Sıkı durun dahası da var: BM temsilcisi Holguin ile KTÖS’ün kurucusu olduğu İki Toplumlu Barış İnisiyatifi’nin organize ettiği toplantıya da katılmadılar.
Meltem Samani’nin “Görüşme masası çökerse, bizim yeni statümüz ne olacak?’’ ön şartını içeren, özünde ayrılık saklı bildirisine de imzayı bir güzel çaktılar ve inanılır gibi değil ama bununla da övünüyorlar.
Başkan Mustafa Baybora’nın eşinin ise Milli Mücadele Vafkı Yönetim Kurulunda yer alması gözlerden kaçmayan bir başka unsur. Yani geçmişin UHH’sı.
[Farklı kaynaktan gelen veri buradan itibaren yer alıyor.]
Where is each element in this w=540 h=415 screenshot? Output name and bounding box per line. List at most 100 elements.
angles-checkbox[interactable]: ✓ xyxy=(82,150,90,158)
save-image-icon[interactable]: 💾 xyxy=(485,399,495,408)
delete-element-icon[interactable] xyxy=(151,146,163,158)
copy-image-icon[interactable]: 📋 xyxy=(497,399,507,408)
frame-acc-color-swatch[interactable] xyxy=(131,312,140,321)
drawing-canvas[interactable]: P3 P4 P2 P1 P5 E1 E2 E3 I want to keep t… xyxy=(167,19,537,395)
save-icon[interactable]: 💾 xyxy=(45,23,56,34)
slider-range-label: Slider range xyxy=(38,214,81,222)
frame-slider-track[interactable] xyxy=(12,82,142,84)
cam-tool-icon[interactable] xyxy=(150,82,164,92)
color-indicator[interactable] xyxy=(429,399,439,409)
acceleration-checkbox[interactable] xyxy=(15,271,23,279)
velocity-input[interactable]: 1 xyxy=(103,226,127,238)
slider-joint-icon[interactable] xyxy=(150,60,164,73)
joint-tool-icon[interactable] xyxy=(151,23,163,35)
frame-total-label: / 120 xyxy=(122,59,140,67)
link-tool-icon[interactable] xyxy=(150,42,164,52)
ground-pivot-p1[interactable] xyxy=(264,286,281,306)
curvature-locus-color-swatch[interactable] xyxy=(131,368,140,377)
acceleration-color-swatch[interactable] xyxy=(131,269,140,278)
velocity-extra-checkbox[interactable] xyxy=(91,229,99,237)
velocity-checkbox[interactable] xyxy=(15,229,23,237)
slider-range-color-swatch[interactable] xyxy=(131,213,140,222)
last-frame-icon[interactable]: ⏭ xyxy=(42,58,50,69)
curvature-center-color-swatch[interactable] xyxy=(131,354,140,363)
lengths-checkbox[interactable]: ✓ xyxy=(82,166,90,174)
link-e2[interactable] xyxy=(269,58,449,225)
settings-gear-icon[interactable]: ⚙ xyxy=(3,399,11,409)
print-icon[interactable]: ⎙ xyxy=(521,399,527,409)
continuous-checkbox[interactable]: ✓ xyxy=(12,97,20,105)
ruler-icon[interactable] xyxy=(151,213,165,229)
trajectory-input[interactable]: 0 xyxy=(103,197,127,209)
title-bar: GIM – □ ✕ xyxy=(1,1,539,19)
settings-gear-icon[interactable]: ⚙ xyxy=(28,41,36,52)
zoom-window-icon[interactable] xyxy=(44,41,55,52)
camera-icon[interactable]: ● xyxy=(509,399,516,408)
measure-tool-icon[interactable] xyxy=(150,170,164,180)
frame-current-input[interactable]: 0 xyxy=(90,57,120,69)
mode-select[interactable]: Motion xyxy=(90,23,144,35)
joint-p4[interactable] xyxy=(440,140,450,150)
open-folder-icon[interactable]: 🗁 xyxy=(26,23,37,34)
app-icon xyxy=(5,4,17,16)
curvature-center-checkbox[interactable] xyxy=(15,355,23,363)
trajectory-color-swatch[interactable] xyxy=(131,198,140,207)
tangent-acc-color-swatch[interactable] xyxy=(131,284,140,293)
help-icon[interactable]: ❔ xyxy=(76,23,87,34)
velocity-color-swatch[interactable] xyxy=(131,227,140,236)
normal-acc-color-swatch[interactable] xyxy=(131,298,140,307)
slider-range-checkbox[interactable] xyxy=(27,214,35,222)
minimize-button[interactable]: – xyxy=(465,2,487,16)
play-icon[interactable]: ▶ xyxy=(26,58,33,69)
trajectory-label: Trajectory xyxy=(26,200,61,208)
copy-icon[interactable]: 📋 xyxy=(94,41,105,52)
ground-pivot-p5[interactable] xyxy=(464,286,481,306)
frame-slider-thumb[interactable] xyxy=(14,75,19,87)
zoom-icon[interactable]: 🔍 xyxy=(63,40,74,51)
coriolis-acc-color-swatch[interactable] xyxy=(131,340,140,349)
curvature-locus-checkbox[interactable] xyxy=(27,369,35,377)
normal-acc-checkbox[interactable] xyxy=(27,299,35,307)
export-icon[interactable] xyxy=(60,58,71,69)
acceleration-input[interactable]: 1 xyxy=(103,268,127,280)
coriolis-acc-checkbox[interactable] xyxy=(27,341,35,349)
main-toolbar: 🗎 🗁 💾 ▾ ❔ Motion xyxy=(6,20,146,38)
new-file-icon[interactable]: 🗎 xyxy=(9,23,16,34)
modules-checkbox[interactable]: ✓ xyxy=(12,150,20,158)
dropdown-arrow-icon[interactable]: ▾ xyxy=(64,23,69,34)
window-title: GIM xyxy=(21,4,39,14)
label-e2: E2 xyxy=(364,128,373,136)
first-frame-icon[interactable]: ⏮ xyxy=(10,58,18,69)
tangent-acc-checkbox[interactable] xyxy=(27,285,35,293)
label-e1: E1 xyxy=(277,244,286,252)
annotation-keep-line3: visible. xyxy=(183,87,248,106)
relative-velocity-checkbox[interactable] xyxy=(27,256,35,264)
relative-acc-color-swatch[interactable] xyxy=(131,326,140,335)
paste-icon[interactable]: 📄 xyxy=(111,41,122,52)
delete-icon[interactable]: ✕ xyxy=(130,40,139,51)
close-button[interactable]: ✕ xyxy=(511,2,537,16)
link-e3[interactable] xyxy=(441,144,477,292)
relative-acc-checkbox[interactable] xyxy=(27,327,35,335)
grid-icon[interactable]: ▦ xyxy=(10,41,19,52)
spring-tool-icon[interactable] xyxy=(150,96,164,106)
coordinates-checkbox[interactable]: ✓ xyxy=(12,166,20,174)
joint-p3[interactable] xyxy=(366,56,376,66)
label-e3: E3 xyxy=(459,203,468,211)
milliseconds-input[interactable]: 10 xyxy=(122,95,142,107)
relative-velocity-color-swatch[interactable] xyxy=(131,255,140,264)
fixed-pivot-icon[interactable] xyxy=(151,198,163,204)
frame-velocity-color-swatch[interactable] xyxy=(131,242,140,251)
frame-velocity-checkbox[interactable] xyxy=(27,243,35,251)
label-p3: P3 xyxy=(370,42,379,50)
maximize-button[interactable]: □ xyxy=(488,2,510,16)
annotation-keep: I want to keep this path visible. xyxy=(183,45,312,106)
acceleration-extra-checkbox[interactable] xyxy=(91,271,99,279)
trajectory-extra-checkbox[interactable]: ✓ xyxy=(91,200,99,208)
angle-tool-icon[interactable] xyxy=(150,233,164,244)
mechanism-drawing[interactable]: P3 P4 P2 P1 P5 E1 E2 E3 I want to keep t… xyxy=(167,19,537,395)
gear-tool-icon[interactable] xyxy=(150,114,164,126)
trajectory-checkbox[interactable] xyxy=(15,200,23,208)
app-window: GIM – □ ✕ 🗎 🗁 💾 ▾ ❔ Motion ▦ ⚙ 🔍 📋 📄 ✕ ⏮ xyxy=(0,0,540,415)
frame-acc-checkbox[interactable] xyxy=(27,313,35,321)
Dahası, bir zamanlar KTÖS’ün en ön safta yer aldığı Elçilik önünde yapılan eylemler için ise utangaç bir tavır izleyerek imza verdiler ama yönetici olarak fiziken katılmadılar. Her ne halse oralarda görünmek istemediler!
Bu olayda CTP de KTÖS de kullanılmıştır
Tüm bunlara baktığımızda sendikanın bulanık sularda yol aldığını ve derin devletin derin rotasında seyrettiklerini rahatlıkla görebilirsiniz.
KTÖS Yönetimi açıkça yörüngesinde hareket ettiği ana muhalefet partisi CTP ile birlikte rejime çalışıyor.
Bu olayda CTP de KTÖS de kullanılmıştır. Bu kullanılma olayı tabii ki icazetle olur; bazen birbirlerinden haberli, bazen de birbirlerinden habersiz.
İpleri elinde tutanlar hevesli olanları da istedikleri gibi kullanıyorlar!
KTÖS’ün rejim karşıtı bir sendika iken 360 derece bir u dönüşüyle bir anda rejimin rotasına girmesi akla ister istemez başka şeyleri de beraberinde getiriyor.
Kale düştü
Değerli okurlar, Rejimin karşısında her zaman dik duran, bu ülkede siyasi partilerin yapamadığını yapıp her zaman işgale ve istilaya dikkat çeken, topluma her konuda öncülük eden sivil toplumun bir zamanların amiral gemisi olan KTÖS’ün düşürüldüğü duruma bir bakar mısınız?
Bir kale daha düştü ama mücadele devam ediyor ve insanlık onuru içine düşürüldüğümüz durumun üstesinden elbet gelecek.
Daha önceki yönetimler, rejimle dişe diş mücadeleyi seçerken şimdiki yönetimin ana muhalefetin yörüngesinde seyredip rejim adına talimatları kabul etmesi gerçekten ibret vericidir ve derin devletin ne kadar sistematik ve acımasız çalıştığının da bir göstergesidir.
Toplum bunun hesabını elbet bir gün mutlaka soracaktır diye düşünüyorum.